Auf der Wechselstromseite hat die Wiederverwendung eines Universalmotors aus einer defekten Säge oder einem Staubsauger für ein Werkstattprojekt nach wie vor ihre Berechtigung. Er bietet hohe Drehzahl und ein ordentliches Drehmoment aus einem kompakten Gehäuse, läuft mit einem geeigneten Regler direkt vom Stromnetz und verträgt auch raue Behandlung. Sie sollten jedoch auf Bürstenfunken, Geräusche und elektromagnetische Störungen achten, wenn Sie ihn in der Nähe von Elektronik, brennbaren Materialien oder in einem geschlossenen Gehäuse montieren. Durch Hinzufügen einer Softstart- oder Dimmersteuerung lässt sich der Anlaufstrom etwas dämpfen, allerdings erreichen Sie damit nicht die Effizienz und Feinsteuerung eines BLDC-Systems.

Eine kleine Anmerkung am Rande: Wenn Ihr Projekt eine präzise Steuerung bei niedrigen Drehzahlen oder ein Haltemoment erfordert, sollten Sie überlegen, ob Sie tatsächlich einen BLDC in Servokonfiguration oder ein geeignetes Servo-/Schrittmotorsystem benötigen, anstatt beide Motortypen als “schnelle Dinge, die man verlangsamen muss” zu betrachten.

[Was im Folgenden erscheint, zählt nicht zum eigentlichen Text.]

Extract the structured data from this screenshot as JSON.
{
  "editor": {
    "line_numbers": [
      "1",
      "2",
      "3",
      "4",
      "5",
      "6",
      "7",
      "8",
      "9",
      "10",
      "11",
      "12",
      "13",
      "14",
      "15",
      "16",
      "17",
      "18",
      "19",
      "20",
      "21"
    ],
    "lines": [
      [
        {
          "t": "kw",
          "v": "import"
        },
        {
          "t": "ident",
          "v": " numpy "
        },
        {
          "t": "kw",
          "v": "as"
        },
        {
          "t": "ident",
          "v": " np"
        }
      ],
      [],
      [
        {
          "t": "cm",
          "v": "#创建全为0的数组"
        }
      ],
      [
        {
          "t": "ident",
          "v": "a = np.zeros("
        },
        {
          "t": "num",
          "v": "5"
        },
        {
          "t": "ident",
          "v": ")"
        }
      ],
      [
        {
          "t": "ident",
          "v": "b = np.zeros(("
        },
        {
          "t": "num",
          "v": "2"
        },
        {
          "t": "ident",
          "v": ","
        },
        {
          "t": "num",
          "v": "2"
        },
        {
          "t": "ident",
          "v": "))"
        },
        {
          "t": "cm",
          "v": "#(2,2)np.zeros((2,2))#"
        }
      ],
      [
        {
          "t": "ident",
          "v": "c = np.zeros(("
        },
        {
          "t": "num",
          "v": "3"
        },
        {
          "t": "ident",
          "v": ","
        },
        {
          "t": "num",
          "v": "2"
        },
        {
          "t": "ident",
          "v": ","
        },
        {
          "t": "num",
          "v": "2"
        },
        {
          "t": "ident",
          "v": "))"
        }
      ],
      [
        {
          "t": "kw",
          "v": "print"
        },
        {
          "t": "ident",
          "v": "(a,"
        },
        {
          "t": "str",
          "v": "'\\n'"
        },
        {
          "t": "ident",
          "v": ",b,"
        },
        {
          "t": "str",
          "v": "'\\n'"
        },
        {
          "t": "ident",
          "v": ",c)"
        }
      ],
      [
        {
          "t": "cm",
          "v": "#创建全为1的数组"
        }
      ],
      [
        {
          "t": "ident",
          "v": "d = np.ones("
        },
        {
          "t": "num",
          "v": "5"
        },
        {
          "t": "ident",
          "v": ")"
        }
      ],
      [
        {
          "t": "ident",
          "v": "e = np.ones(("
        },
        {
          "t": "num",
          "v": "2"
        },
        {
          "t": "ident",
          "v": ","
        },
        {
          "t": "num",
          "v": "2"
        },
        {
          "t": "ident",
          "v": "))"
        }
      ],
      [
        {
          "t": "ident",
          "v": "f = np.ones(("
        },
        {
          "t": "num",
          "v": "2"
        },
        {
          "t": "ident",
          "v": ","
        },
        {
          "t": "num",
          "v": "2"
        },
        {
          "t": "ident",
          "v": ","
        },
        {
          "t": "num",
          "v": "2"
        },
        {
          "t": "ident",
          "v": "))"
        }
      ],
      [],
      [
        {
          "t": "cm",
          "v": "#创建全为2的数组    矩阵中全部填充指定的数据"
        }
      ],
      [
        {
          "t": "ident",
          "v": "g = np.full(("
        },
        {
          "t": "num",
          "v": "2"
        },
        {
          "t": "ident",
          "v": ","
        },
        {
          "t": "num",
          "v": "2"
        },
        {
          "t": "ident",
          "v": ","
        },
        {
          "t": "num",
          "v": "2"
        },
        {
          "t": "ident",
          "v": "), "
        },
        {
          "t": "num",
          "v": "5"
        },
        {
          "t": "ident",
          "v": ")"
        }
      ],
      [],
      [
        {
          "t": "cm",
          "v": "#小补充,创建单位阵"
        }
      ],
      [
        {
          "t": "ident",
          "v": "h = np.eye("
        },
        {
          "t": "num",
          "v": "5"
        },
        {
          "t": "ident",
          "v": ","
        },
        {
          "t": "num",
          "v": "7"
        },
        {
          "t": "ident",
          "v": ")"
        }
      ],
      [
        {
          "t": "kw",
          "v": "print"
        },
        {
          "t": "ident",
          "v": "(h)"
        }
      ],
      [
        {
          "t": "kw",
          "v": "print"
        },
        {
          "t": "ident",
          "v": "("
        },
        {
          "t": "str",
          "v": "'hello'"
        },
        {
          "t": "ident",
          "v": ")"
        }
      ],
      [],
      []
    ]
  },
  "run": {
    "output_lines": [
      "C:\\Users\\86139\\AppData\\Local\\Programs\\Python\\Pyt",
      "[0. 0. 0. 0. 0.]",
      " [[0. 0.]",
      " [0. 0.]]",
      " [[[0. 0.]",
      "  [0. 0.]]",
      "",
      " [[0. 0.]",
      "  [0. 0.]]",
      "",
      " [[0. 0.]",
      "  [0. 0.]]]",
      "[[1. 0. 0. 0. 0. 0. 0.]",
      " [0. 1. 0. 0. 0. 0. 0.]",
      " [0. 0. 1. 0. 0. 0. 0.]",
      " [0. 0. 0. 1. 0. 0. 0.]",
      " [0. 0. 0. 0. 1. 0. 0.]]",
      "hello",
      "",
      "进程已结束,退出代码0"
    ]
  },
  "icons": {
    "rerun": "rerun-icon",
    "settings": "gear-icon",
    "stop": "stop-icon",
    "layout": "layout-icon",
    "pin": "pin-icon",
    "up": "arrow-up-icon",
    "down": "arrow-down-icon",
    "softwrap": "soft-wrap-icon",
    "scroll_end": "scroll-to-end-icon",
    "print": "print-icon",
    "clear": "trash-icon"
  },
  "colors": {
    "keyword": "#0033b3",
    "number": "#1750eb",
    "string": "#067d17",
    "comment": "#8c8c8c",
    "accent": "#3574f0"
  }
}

Der Unterschied zwischen BLDC und Servo in Hobbyprojekten liegt hauptsächlich in der Rückmeldung und Steuerung, nicht in einem unterschiedlichen physikalischen Motor.

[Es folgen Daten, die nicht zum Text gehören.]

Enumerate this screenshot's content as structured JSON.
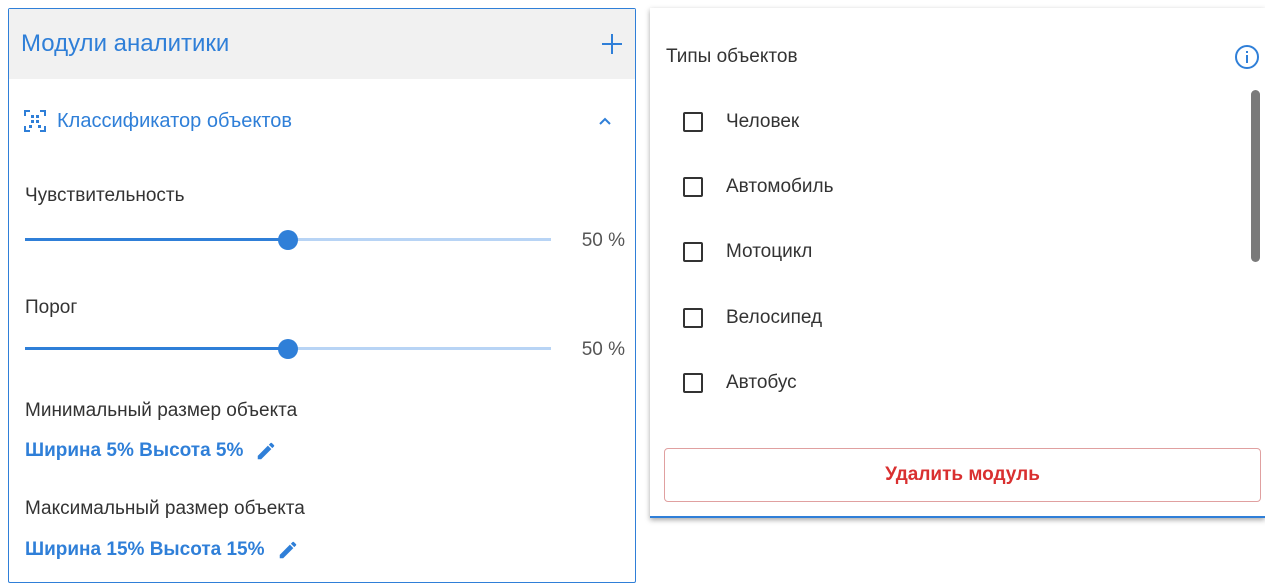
{
  "analytics_panel": {
    "title": "Модули аналитики",
    "add_icon": "plus-icon",
    "module": {
      "icon": "object-scan-icon",
      "name": "Классификатор объектов",
      "expand_icon": "chevron-up-icon"
    },
    "sensitivity": {
      "label": "Чувствительность",
      "value": 50,
      "value_text": "50 %"
    },
    "threshold": {
      "label": "Порог",
      "value": 50,
      "value_text": "50 %"
    },
    "min_size": {
      "label": "Минимальный размер объекта",
      "value_text": "Ширина 5% Высота 5%",
      "edit_icon": "pencil-icon"
    },
    "max_size": {
      "label": "Максимальный размер объекта",
      "value_text": "Ширина 15% Высота 15%",
      "edit_icon": "pencil-icon"
    },
    "accent_color": "#2f7fd8"
  },
  "types_panel": {
    "title": "Типы объектов",
    "info_icon": "info-icon",
    "items": [
      {
        "label": "Человек",
        "checked": false
      },
      {
        "label": "Автомобиль",
        "checked": false
      },
      {
        "label": "Мотоцикл",
        "checked": false
      },
      {
        "label": "Велосипед",
        "checked": false
      },
      {
        "label": "Автобус",
        "checked": false
      }
    ],
    "delete_label": "Удалить модуль",
    "delete_color": "#d93030"
  }
}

Motor mit Steuerung auf Werkbank

Was sollten Sie also tatsächlich wählen?

Wenn Sie einen neuen Akku-Bohrer, Schlagschrauber oder eine Kompaktsäge kaufen und Ihnen Laufzeit, Leistungsgewicht und Langlebigkeit wichtig sind, ist ein BLDC-basiertes Werkzeug in der Regel die vernünftige Wahl, es sei denn, der Preisunterschied ist extrem groß. Sie profitieren von mehr Arbeitsleistung pro Akkuladung, einem kühleren Gehäuse und Funktionen wie besserem Blockierverhalten und Drehzahlregelung, die mit dem Motorcontroller einhergehen.

Wenn Sie eine Werkstatt hauptsächlich mit kabelgebundenen Geräten ausstatten und Ihnen die Kosten wichtiger sind als Lärm oder Energieverbrauch, sind Kommutatormotoren nach wie vor eine gute Wahl. Eine kabelgebundene Schleifmaschine oder Bohrmaschine mit Bürstenantrieb kann äußerst effektiv sein, insbesondere für sporadische Arbeiten, solange Sie die Wartung und den Lärm in Kauf nehmen.

Wenn Sie Geräte entwerfen oder stark modifizieren – CNC, Robotik, ungewöhnliche Vorrichtungen –, wird BLDC immer mehr zum Standard. Sobald Sie eine Regelung, Strombegrenzung und Integration mit anderen Elektronikkomponenten wünschen, wird die zusätzliche Komplexität eines BLDC-Antriebs durch ein saubereres Verhalten und eine bessere Effizienz ausgeglichen.

Die kurze Regel, die sich in der Praxis bewährt hat, ist also ganz einfach: Entscheiden Sie sich für Kommutatormotoren, wenn Sie etwas Günstiges, Einfaches und Netzbetriebenes benötigen; entscheiden Sie sich für BLDC, wenn Sie auf Batterien, Intelligenz und langfristige Zuverlässigkeit setzen möchten. Der Rest besteht nur darin, diese beiden Grundsätze auf die Art von Arbeit abzustimmen, die Sie tatsächlich ausführen.